この混乱の中、レバノンのミカティ暫定首相は、国連総会での登壇を終えてすぐ帰国。市民に一致を呼びかけると共に、ベイルートや、イスラエル国境にも治安維持のための部隊を派遣した。
レバノンは、ヒズボラのシーア派勢力とパレスチナ人含むスンニ派社会、ドルーズ社会、キリスト教社会が混在している複雑な国である。1975―1990年は内戦が続く中、1982年にはレバノン戦争となった。2006年にもイスラエルとヒズボラによる第二次レバノン戦争があった。
2020年は、ベイルート港で巨大爆発が発生。社会は再び不安定となり、前ディアブ政権が総辞職して政府は崩壊。今のミカティ暫定首相が後を引き継いでいるが、大統領不在、正式な政府がない状態である。
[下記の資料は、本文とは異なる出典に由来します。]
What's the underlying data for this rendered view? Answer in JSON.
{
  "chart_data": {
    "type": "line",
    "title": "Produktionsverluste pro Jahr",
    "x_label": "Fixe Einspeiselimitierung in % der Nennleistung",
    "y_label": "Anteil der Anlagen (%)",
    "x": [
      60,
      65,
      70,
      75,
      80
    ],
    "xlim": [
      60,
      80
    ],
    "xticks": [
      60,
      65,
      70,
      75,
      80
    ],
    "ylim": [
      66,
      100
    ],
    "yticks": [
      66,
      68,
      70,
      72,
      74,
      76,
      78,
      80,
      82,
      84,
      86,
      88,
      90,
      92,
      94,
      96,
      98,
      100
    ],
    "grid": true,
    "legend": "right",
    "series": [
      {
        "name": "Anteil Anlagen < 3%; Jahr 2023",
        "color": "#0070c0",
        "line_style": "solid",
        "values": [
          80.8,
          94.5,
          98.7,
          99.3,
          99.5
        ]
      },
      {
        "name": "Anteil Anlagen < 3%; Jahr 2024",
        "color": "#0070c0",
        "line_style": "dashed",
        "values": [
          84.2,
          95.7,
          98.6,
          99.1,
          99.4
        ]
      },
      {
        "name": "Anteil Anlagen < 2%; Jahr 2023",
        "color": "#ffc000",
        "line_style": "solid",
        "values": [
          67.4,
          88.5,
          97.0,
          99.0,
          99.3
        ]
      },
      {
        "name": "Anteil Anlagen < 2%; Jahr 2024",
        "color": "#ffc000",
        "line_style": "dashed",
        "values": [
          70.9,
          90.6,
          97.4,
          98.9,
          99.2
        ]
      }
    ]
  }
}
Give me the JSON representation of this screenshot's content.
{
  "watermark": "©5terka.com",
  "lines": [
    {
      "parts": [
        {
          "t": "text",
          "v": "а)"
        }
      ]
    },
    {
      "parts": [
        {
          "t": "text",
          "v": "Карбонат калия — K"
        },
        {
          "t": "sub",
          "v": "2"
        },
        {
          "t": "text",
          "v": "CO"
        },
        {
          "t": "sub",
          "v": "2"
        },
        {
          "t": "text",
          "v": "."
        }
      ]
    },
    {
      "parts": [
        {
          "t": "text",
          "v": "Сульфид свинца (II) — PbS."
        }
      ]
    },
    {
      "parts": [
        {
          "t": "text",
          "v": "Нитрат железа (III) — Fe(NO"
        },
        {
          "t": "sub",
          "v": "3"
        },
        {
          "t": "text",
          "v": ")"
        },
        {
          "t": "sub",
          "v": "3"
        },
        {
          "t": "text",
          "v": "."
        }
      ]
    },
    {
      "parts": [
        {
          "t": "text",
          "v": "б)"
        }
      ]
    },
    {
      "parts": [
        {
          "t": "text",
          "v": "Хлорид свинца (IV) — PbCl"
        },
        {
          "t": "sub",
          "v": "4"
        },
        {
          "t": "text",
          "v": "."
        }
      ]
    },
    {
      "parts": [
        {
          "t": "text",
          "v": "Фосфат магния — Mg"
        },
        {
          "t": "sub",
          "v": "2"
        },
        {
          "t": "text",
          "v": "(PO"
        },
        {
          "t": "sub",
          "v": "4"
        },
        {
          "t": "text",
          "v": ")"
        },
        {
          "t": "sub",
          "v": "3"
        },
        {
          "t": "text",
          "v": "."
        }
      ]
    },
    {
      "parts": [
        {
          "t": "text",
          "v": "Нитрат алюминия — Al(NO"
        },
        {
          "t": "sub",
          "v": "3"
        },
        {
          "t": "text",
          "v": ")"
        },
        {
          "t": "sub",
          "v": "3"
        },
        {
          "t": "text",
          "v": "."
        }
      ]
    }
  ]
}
こうした中、レバノンは、イランを背景にしたヒズボラの支援に頼らざるをえない状態だった。今、そのナスララ党首が死亡し、ヒズボラが混乱している。レバノンは、国内が再び混乱する可能性がある。
ミカティ首相は、早く停戦をと訴えている。ミカティ首相は、2006年の国連決議1701(ヒズボラはリタニ川以北に留まる)を遵守すると入っているが、ヒズボラにそれを遵守させる動きはない。というか、絶対に無理だろう。
<外国人のレバノン脱出>
レバノンでの戦争が始まったことを受けて、ドイツ、ブルガリア、イギリスなどが、民間航空機で、外交官など自国民の脱出を始めた。カナダ人はまだレバノンに4万5000人おり、脱出の計画がすすめられている。
日本政府も、脱出する日本人のために、ギリシャとヨルダンに、自衛隊機を待機させている。・・日本人は、自力で、まずレバノンを脱出しなければならないということである。